Holy

Description

David Mainse shares truth from Leviticus and talks about a time when he asked for forgiveness.

Today’s Reading: Leviticus 5-6

 Key Verse: Leviticus 6:25

Speak to Aaron and to his sons, saying, “This is the law of the sin offering: In the place where the burnt offering is killed, the sin offering shall be killed before the Lord. It is most holy…”

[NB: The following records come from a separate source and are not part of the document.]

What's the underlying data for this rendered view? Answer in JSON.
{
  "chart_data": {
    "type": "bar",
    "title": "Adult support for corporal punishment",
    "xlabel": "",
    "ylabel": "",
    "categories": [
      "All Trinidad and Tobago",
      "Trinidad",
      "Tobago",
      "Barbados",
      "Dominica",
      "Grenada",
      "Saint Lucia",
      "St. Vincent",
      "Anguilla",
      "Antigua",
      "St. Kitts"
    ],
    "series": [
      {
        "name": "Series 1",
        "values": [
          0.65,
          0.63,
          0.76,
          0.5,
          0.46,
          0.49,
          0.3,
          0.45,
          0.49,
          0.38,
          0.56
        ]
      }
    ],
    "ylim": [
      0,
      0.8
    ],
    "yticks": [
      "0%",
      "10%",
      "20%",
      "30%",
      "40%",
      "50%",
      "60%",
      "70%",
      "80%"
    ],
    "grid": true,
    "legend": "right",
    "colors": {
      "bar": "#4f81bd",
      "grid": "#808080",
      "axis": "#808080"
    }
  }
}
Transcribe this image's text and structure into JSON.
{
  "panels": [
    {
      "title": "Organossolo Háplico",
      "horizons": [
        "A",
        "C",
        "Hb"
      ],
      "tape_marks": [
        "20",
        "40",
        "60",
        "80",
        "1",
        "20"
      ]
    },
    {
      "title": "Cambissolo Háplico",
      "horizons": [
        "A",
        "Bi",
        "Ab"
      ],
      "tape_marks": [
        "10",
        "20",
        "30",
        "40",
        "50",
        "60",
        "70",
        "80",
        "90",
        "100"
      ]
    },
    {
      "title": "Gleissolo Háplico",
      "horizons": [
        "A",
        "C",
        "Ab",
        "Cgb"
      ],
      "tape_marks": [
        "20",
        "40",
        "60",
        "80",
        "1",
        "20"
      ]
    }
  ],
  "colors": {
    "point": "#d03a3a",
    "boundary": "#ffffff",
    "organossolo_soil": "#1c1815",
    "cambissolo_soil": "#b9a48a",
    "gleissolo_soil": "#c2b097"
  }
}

Moses and Aaron were descendants of Levi, the third son of Jacob and Leah. They were known as Levites. The Levites were the priests who represented the people before God. Leviticus is filled with details of sacrifices, priestly duties, rituals and elaborate symbols. Here, for the first time, we see a detailed account of God’s prescription for sin: a sacrificial system using blood to cover sin. Here are pictures of the life, work and person of our great High Priest, Jesus Christ (Heb. 8:1). We no longer bring sacrifices, but rather present our bodies “a living sacrifice, holy, acceptable to God, which is our reasonable service” (Rom. 12:1).

PRAYER FOR TODAY:

Lord Jesus, You bore the sin of all. You were sinless, but endured the wrath of God against sin. Though You were deprived of the light of Your Father’s countenance, You are “the Light of the world.” By Your Teacher, the Holy Spirit, I’ve discovered a great mystery accurately pictured in the offerings for sin. I pray for continued illumination of the “Truth” as I read Leviticus. Amen!

100 PERSONAL WORDS:

I was 9 years old. Teased by other boys as the minister’s son, I stole an apple from Mr. Kincaid’s grocery store to prove I was not a sissy. I destroyed the evidence and returned home. When I arrived home, Mother knew immediately and I was discovered. She led me into my bedroom to kneel beside my bed and pray. I poured out my confession to the Lord. When we finished, she said, “God has forgiven your sin,” and then I heard the dreaded words I knew were coming, “You must make restitution for the wrong you did to Mr. Kincaid. Take 10 cents out of your own money (this was September of 1945), go back to the store and ask Mr. Kincaid for forgiveness.” I wrote the letter asking forgiveness, enclosed the dime and slipped the letter under a big box of cornflakes that sat on the counter. Within an hour, our phone rang and Mr. Kincaid said, “David, that was the bravest thing that you have done and I forgive you. Thanks for the dime to pay for the apple. Please come and see me.” He ended up giving me my first job, delivering groceries, saying “I need someone I can trust to bring the money back from the customer.”